I'll spare you the details, but the culprit in our case lies in MongoServer.RequestStart method. The problem is that RequestStart locks on _serverLock, then proceeds to call MongoServerInstance.AcquireConnection, which, in it's turn, calls MongoConnectionPool.AcquireConnection. When you've already hit the connection pool limit, MongoConnectionPool.AcquireConnection starts waiting on _connectionPoolLock with a timeout (wait queue). Too bad, the MongoServer.ReleaseConnection() locks on MongoServer._serverLock, so no connections can be released back, which leads to connection management being stalled for WaitQueueTimeout.
Other suspicious methods (that access connection pool to acquire connections) include MongoServer.VerifyState and MongoServer.ChooseServerInstance(due to it's call to MongoServer.VerifyUnknownState).
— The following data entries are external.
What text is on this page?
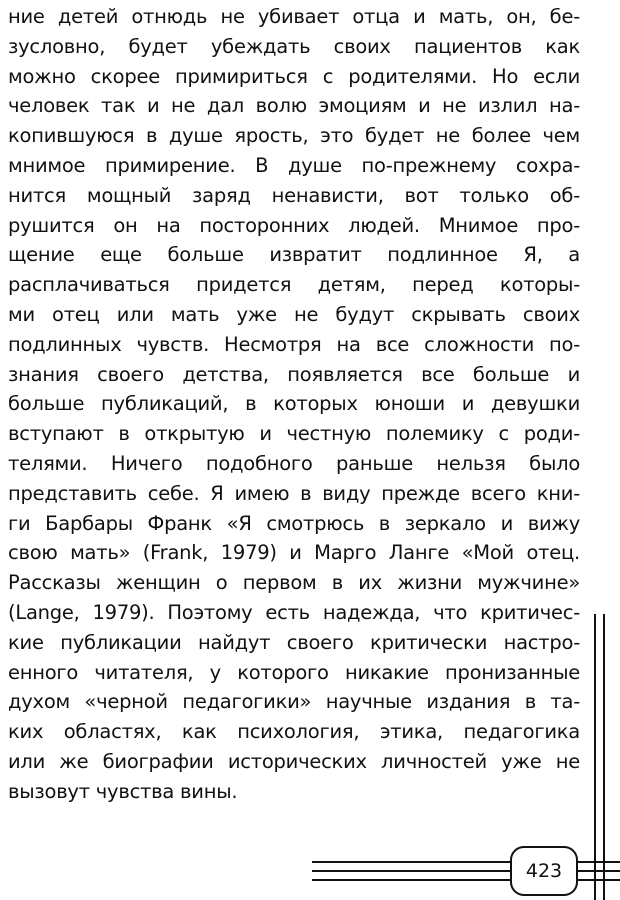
ние детей отнюдь не убивает отца и мать, он, бе-
зусловно, будет убеждать своих пациентов как
можно скорее примириться с родителями. Но если
человек так и не дал волю эмоциям и не излил на-
копившуюся в душе ярость, это будет не более чем
мнимое примирение. В душе по-прежнему сохра-
нится мощный заряд ненависти, вот только об-
рушится он на посторонних людей. Мнимое про-
щение еще больше извратит подлинное Я, а
расплачиваться придется детям, перед которы-
ми отец или мать уже не будут скрывать своих
подлинных чувств. Несмотря на все сложности по-
знания своего детства, появляется все больше и
больше публикаций, в которых юноши и девушки
вступают в открытую и честную полемику с роди-
телями. Ничего подобного раньше нельзя было
представить себе. Я имею в виду прежде всего кни-
ги Барбары Франк «Я смотрюсь в зеркало и вижу
свою мать» (Frank, 1979) и Марго Ланге «Мой отец.
Рассказы женщин о первом в их жизни мужчине»
(Lange, 1979). Поэтому есть надежда, что критичес-
кие публикации найдут своего критически настро-
енного читателя, у которого никакие пронизанные
духом «черной педагогики» научные издания в та-
ких областях, как психология, этика, педагогика
или же биографии исторических личностей уже не
вызовут чувства вины.
423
Take not that while I think they may contain similar locking pattern, I'm not exactly sure and not yet observed problems related to these two methods (although VerifyState certainly looks like it has the same problem).
I would like to note that this is a very disrupting issue, because sooner or later it brings down any server that is approaching a certain load. The most obvious fix is increasing connection pool limit, and it appears to solve the issue, but it doesn't feel like a proper long-term solution.